Not even "the blue Canary Isles" could have offered a more "glorious summer day" than the one that we enjoyed while the Idaho steamed straight up Lynn Canal, headed for the north pole. The sun shone so warmly on deck that we laid aside wraps, and sat under the grateful shade of an umbrella. There was a sparkle and freshness to the air, and under an ecstatic blue sky fleecy white clouds drifted about the mountain summits and mingled their vapory outlines with the fields of snow. We revelled in the beauties of the scenes, and appreciated at the moment that this passage leading to the Chilkat country is perhaps the finest fiord of the coast.

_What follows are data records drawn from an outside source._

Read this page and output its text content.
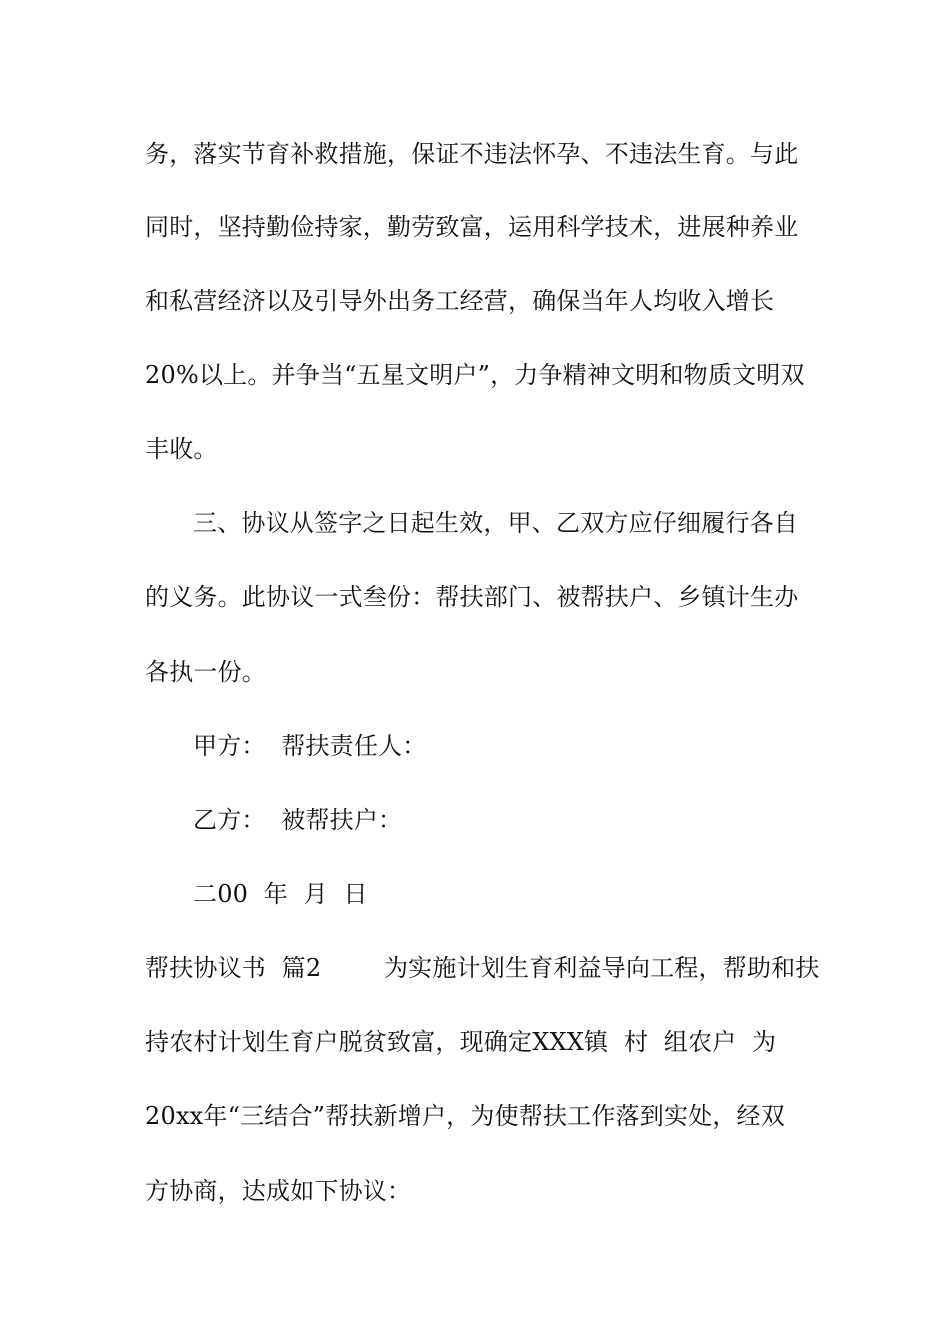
务，落实节育补救措施，保证不违法怀孕、不违法生育。与此
同时，坚持勤俭持家，勤劳致富，运用科学技术，进展种养业
和私营经济以及引导外出务工经营，确保当年人均收入增长
20%以上。并争当“五星文明户”，力争精神文明和物质文明双
丰收。
三、协议从签字之日起生效，甲、乙双方应仔细履行各自
的义务。此协议一式叁份：帮扶部门、被帮扶户、乡镇计生办
各执一份。
甲方：  帮扶责任人：
乙方：  被帮扶户：
二00  年  月  日
帮扶协议书  篇2        为实施计划生育利益导向工程，帮助和扶
持农村计划生育户脱贫致富，现确定XXX镇  村  组农户  为
20xx年“三结合”帮扶新增户，为使帮扶工作落到实处，经双
方协商，达成如下协议：
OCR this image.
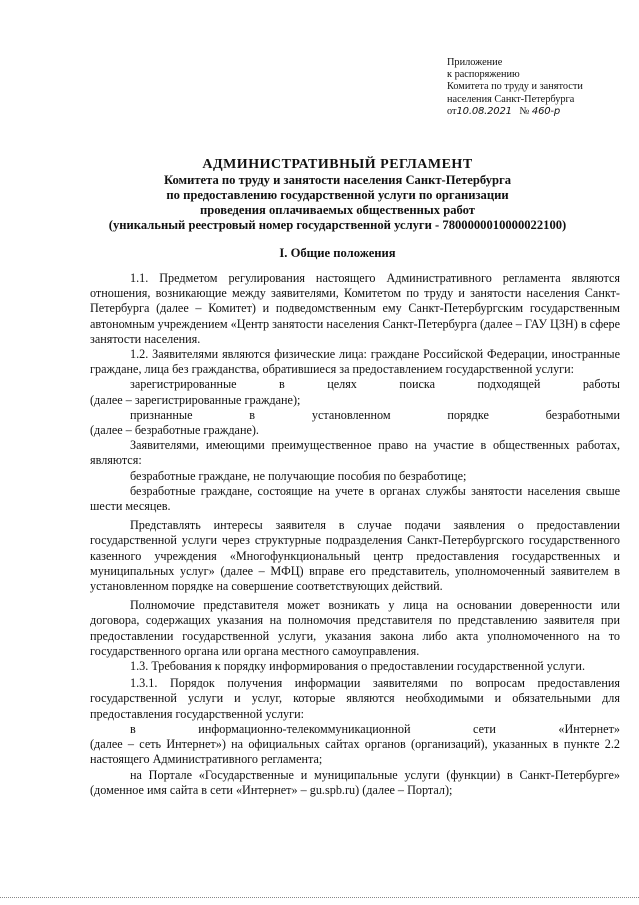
Приложение
к распоряжению
Комитета по труду и занятости
населения Санкт-Петербурга
от10.08.2021 № 460-р
АДМИНИСТРАТИВНЫЙ РЕГЛАМЕНТ
Комитета по труду и занятости населения Санкт-Петербурга
по предоставлению государственной услуги по организации
проведения оплачиваемых общественных работ
(уникальный реестровый номер государственной услуги - 7800000010000022100)
I. Общие положения

1.1. Предметом регулирования настоящего Административного регламента являются отношения, возникающие между заявителями, Комитетом по труду и занятости населения Санкт-Петербурга (далее – Комитет) и подведомственным ему Санкт-Петербургским государственным автономным учреждением «Центр занятости населения Санкт-Петербурга (далее – ГАУ ЦЗН) в сфере занятости населения.

1.2. Заявителями являются физические лица: граждане Российской Федерации, иностранные граждане, лица без гражданства, обратившиеся за предоставлением государственной услуги:

зарегистрированные в целях поиска подходящей работы

(далее – зарегистрированные граждане);

признанные в установленном порядке безработными

(далее – безработные граждане).

Заявителями, имеющими преимущественное право на участие в общественных работах, являются:

безработные граждане, не получающие пособия по безработице;

безработные граждане, состоящие на учете в органах службы занятости населения свыше шести месяцев.

Представлять интересы заявителя в случае подачи заявления о предоставлении государственной услуги через структурные подразделения Санкт-Петербургского государственного казенного учреждения «Многофункциональный центр предоставления государственных и муниципальных услуг» (далее – МФЦ) вправе его представитель, уполномоченный заявителем в установленном порядке на совершение соответствующих действий.

Полномочие представителя может возникать у лица на основании доверенности или договора, содержащих указания на полномочия представителя по представлению заявителя при предоставлении государственной услуги, указания закона либо акта уполномоченного на то государственного органа или органа местного самоуправления.

1.3. Требования к порядку информирования о предоставлении государственной услуги.

1.3.1. Порядок получения информации заявителями по вопросам предоставления государственной услуги и услуг, которые являются необходимыми и обязательными для предоставления государственной услуги:

в информационно-телекоммуникационной сети «Интернет»

(далее – сеть Интернет») на официальных сайтах органов (организаций), указанных в пункте 2.2 настоящего Административного регламента;

на Портале «Государственные и муниципальные услуги (функции) в Санкт-Петербурге» (доменное имя сайта в сети «Интернет» – gu.spb.ru) (далее – Портал);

Lynn Canal slumbered as a sapphire sea between its high mountain walls, with scarcely a ripple on its surface. The blue expanse was streaked with a greenish gray where the turbid streams poured in from the melting glaciers, and was marked with a distinct line where the azure water changed to green, and then it faded away into gray again, where the fresh waters of the Chilkat River flowed in.

At the head of Lynn Canal a long point juts out into the current, with the Chilkat Inlet opening at the left, and the Chilkoot Inlet at the right. Opposite this tongue of land on the Chilkat side is the great Davidson glacier, sweeping down a gorge between two mountains, and spreading out like an opened fan.